'Evil monk' Vincent Lewis jailed for child sex abuse
- Published
An 89-year-old former monk has been jailed for eight-and-a-half years for sexually abusing three boys.
Vincent Lewis, formerly Brother Ambrose of Our Lady of Bethlehem Monastery in Portglenone, pleaded guilty to 57 offences.
The judge at Antrim Crown Court said his cruelty was "almost unbelievable".
In addition to the jail term, Lewis was put on the sex offenders' register for life after agreeing to serve a further two years on probation.
He abused one boy while still a monk, the others were abused after he married and moved to Annagher Road, Coalisland, Co Tyrone.
'Evil monk'
Lewis told police he was "not really" attracted to to young boys.
The judge said unlike the many good clergy within the Church, Lewis had been "an evil monk".
He said Lewis had treated his first victim "in his own, utterly selfish and sociopathic way... as a plaything to slake his perverted sexual desires and showed him no mercy or consideration".
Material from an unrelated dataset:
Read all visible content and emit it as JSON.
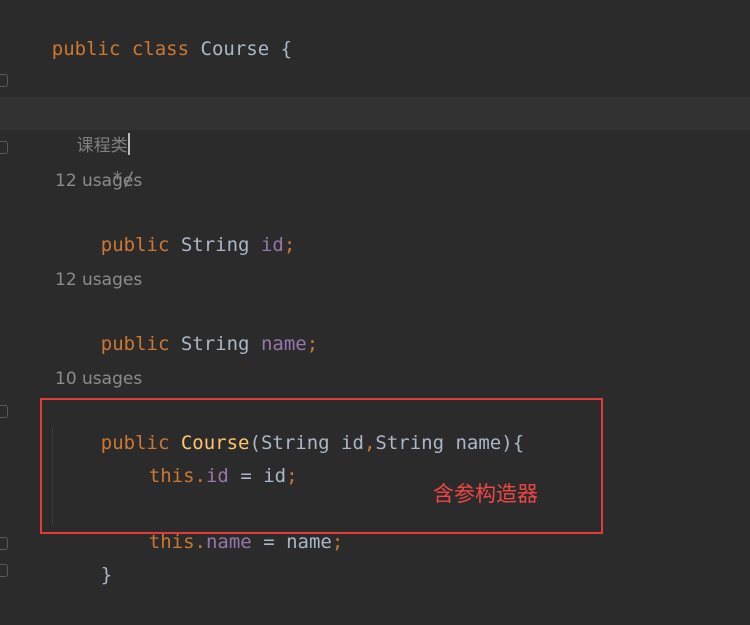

This behaviour, the judge added, caused his victims "to lose the precious right to innocence and in the case of two of them, has caused them lifelong damage and pain, which cannot be repaired".
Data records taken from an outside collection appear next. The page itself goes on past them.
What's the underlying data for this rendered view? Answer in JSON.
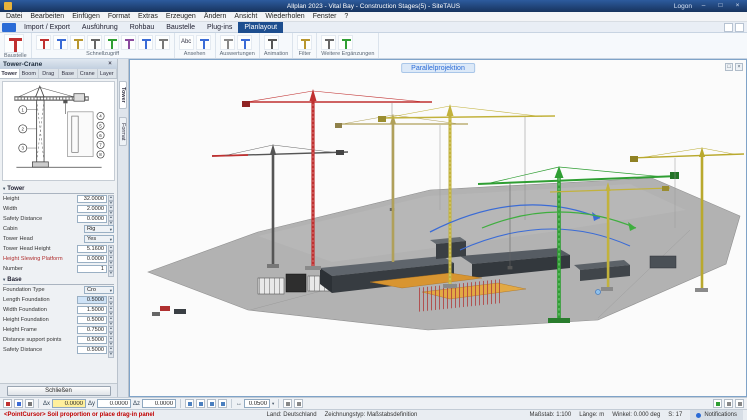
{
  "colors": {
    "titlebar": "#1b3a6b",
    "accent": "#2b6bd6",
    "crane_red": "#c03030",
    "crane_green": "#2f9e33",
    "crane_yellow": "#c2b23c",
    "crane_dark": "#555555",
    "ground": "#b2b2b2",
    "prompt": "#c00000",
    "highlight": "#cfe3f7",
    "active_field": "#ffef9c"
  },
  "icons": {
    "close": "×",
    "minimize": "–",
    "maximize": "□",
    "dropdown": "▾",
    "spin_up": "▲",
    "spin_down": "▼",
    "section_collapse": "▾",
    "snap_arrows": "↔",
    "help": "?",
    "restore": "□"
  },
  "window": {
    "title": "Allplan 2023 - Vital Bay - Construction Stages(5) - SiteTAUS",
    "logon_label": "Logon"
  },
  "menubar": {
    "items": [
      "Datei",
      "Bearbeiten",
      "Einfügen",
      "Format",
      "Extras",
      "Erzeugen",
      "Ändern",
      "Ansicht",
      "Wiederholen",
      "Fenster",
      "?"
    ]
  },
  "ribbon": {
    "tabs": [
      {
        "label": "Import / Export",
        "active": false
      },
      {
        "label": "Ausführung",
        "active": false
      },
      {
        "label": "Rohbau",
        "active": false
      },
      {
        "label": "Baustelle",
        "active": false
      },
      {
        "label": "Plug-ins",
        "active": false
      },
      {
        "label": "Planlayout",
        "active": true
      }
    ],
    "groups": [
      {
        "label": "Baustelle",
        "icons": [
          {
            "name": "site-crane-icon",
            "color": "#c03030",
            "big": true
          }
        ]
      },
      {
        "label": "Schnellzugriff",
        "icons": [
          {
            "name": "crane-red-icon",
            "color": "#c03030"
          },
          {
            "name": "crane-blue-icon",
            "color": "#3a6bd6"
          },
          {
            "name": "crane-yellow-icon",
            "color": "#b8962e"
          },
          {
            "name": "crane-gray-icon",
            "color": "#666666"
          },
          {
            "name": "crane-green-icon",
            "color": "#2f9e33"
          },
          {
            "name": "truck-icon",
            "color": "#8a4a9e"
          },
          {
            "name": "excavator-icon",
            "color": "#3a6bd6"
          },
          {
            "name": "container-icon",
            "color": "#777777"
          }
        ]
      },
      {
        "label": "Ansehen",
        "icons": [
          {
            "name": "abc-icon",
            "text": "Abc"
          },
          {
            "name": "measure-icon",
            "color": "#3a6bd6"
          }
        ]
      },
      {
        "label": "Auswertungen",
        "icons": [
          {
            "name": "report-icon",
            "color": "#888888"
          },
          {
            "name": "table-icon",
            "color": "#3a6bd6"
          }
        ]
      },
      {
        "label": "Animation",
        "icons": [
          {
            "name": "camera-icon",
            "color": "#555555"
          }
        ]
      },
      {
        "label": "Filter",
        "icons": [
          {
            "name": "filter-icon",
            "color": "#b8962e"
          }
        ]
      },
      {
        "label": "Weitere Ergänzungen",
        "icons": [
          {
            "name": "gear-icon",
            "color": "#666666"
          },
          {
            "name": "plus-icon",
            "color": "#2f9e33"
          }
        ]
      }
    ]
  },
  "palette": {
    "title": "Tower-Crane",
    "tabs": [
      "Tower",
      "Boom",
      "Drag",
      "Base",
      "Crane",
      "Layer"
    ],
    "side_tabs": [
      "Tower",
      "Format"
    ],
    "close_button": "Schließen",
    "sections": [
      {
        "title": "Tower",
        "rows": [
          {
            "label": "Height",
            "value": "32.0000",
            "type": "spin"
          },
          {
            "label": "Width",
            "value": "2.0000",
            "type": "spin"
          },
          {
            "label": "Safety Distance",
            "value": "0.0000",
            "type": "spin"
          },
          {
            "label": "Cabin",
            "value": "Rig",
            "type": "dropdown"
          },
          {
            "label": "Tower Head",
            "value": "Yes",
            "type": "dropdown"
          },
          {
            "label": "Tower Head Height",
            "value": "5.1600",
            "type": "spin"
          },
          {
            "label": "Height Slewing Platform",
            "value": "0.0000",
            "type": "spin",
            "label_color": "#b03030"
          },
          {
            "label": "Number",
            "value": "1",
            "type": "spin"
          }
        ]
      },
      {
        "title": "Base",
        "rows": [
          {
            "label": "Foundation Type",
            "value": "Cro",
            "type": "dropdown"
          },
          {
            "label": "Length Foundation",
            "value": "0.5000",
            "type": "spin",
            "highlight": true
          },
          {
            "label": "Width Foundation",
            "value": "1.5000",
            "type": "spin"
          },
          {
            "label": "Height Foundation",
            "value": "0.5000",
            "type": "spin"
          },
          {
            "label": "Height Frame",
            "value": "0.7500",
            "type": "spin"
          },
          {
            "label": "Distance support points",
            "value": "0.5000",
            "type": "spin"
          },
          {
            "label": "Safety Distance",
            "value": "0.5000",
            "type": "spin"
          }
        ]
      }
    ],
    "diagram_numbers": [
      "1",
      "2",
      "3",
      "4",
      "5",
      "6",
      "7",
      "8"
    ]
  },
  "viewport": {
    "title": "Parallelprojektion"
  },
  "coordrow": {
    "dx_label": "Δx",
    "dy_label": "Δy",
    "dz_label": "Δz",
    "dx": "0.0000",
    "dy": "0.0000",
    "dz": "0.0000",
    "snap": "0.0500"
  },
  "statusbar": {
    "prompt": "<PointCursor> Soil proportion or place drag-in panel",
    "country": "Land: Deutschland",
    "drawing_type": "Zeichnungstyp: Maßstabsdefinition",
    "right_items": [
      "Maßstab: 1:100",
      "Länge: m",
      "Winkel: 0.000 deg",
      "S: 17"
    ],
    "notifications": "Notifications"
  }
}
During his trial, a prosecution lawyer said Lewis met his first young victim, then aged 10, who did "odd jobs" around the Abbey.
This abuse, which began in 1973 and ended in 1978, shortly before he left the monastery, was the more serious, the lawyer said.
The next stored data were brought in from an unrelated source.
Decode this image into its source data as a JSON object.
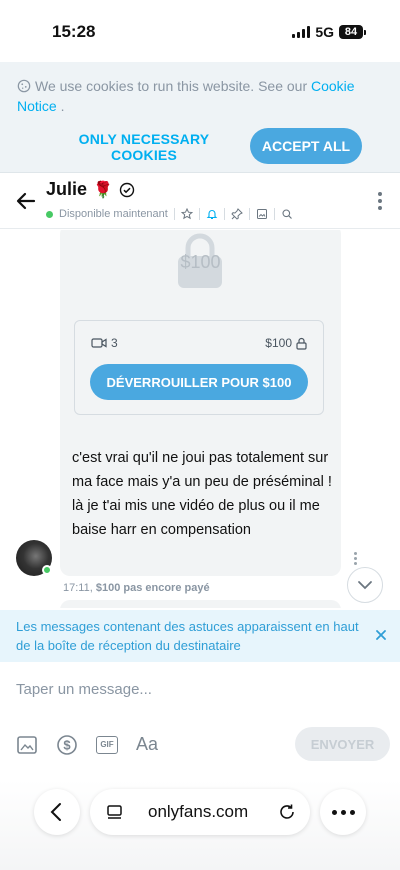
{
  "status_bar": {
    "time": "15:28",
    "network": "5G",
    "battery": "84"
  },
  "cookie_banner": {
    "text": "We use cookies to run this website. See our ",
    "link_text": "Cookie Notice",
    "link_suffix": " .",
    "necessary_label": "ONLY NECESSARY COOKIES",
    "accept_label": "ACCEPT ALL"
  },
  "chat_header": {
    "name": "Julie",
    "emoji": "🌹",
    "status": "Disponible maintenant",
    "icons": [
      "star-icon",
      "bell-icon",
      "pin-icon",
      "image-icon",
      "search-icon"
    ]
  },
  "message": {
    "locked_price_ghost": "$100",
    "video_count": "3",
    "price": "$100",
    "unlock_label": "DÉVERROUILLER POUR $100",
    "text": "c'est vrai qu'il ne joui pas totalement sur ma face mais y'a un peu de préséminal ! là je t'ai mis une vidéo de plus ou il me baise harr en compensation",
    "time": "17:11,",
    "meta_status": "$100 pas encore payé"
  },
  "tip_banner": {
    "text": "Les messages contenant des astuces apparaissent en haut de la boîte de réception du destinataire"
  },
  "composer": {
    "placeholder": "Taper un message...",
    "gif_label": "GIF",
    "format_label": "Aa",
    "send_label": "ENVOYER"
  },
  "browser": {
    "url": "onlyfans.com"
  },
  "colors": {
    "accent": "#00aff0",
    "button": "#4aa8e0",
    "online": "#47c964",
    "muted": "#8a96a3"
  }
}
Lewis was said to have plied his victim with alcohol, and when handing over his wage packet for the odd jobs he did around the Abbey, Lewis would tell him, "there's a wee bit extra in there".
The abuse ended when the boy was 15.
Lough Neagh swim
The lawyer said Lewis' second victim was a young teenager he once tried to abuse on the shores of Lough Neagh after a swim, while the third was his younger brother, indecently assaulted and abused over a four-year period from the age of nine.
Lewis' defence lawyer said his client had been married for 40 years and his offending behaviour had ended 35 years ago.
He said the ex-monk's first victim received a "remedy of sorts" when he was paid a "very considerable compensation in respect of these offences".
The judge said that if Lewis had been a younger man he would have been jailed for longer.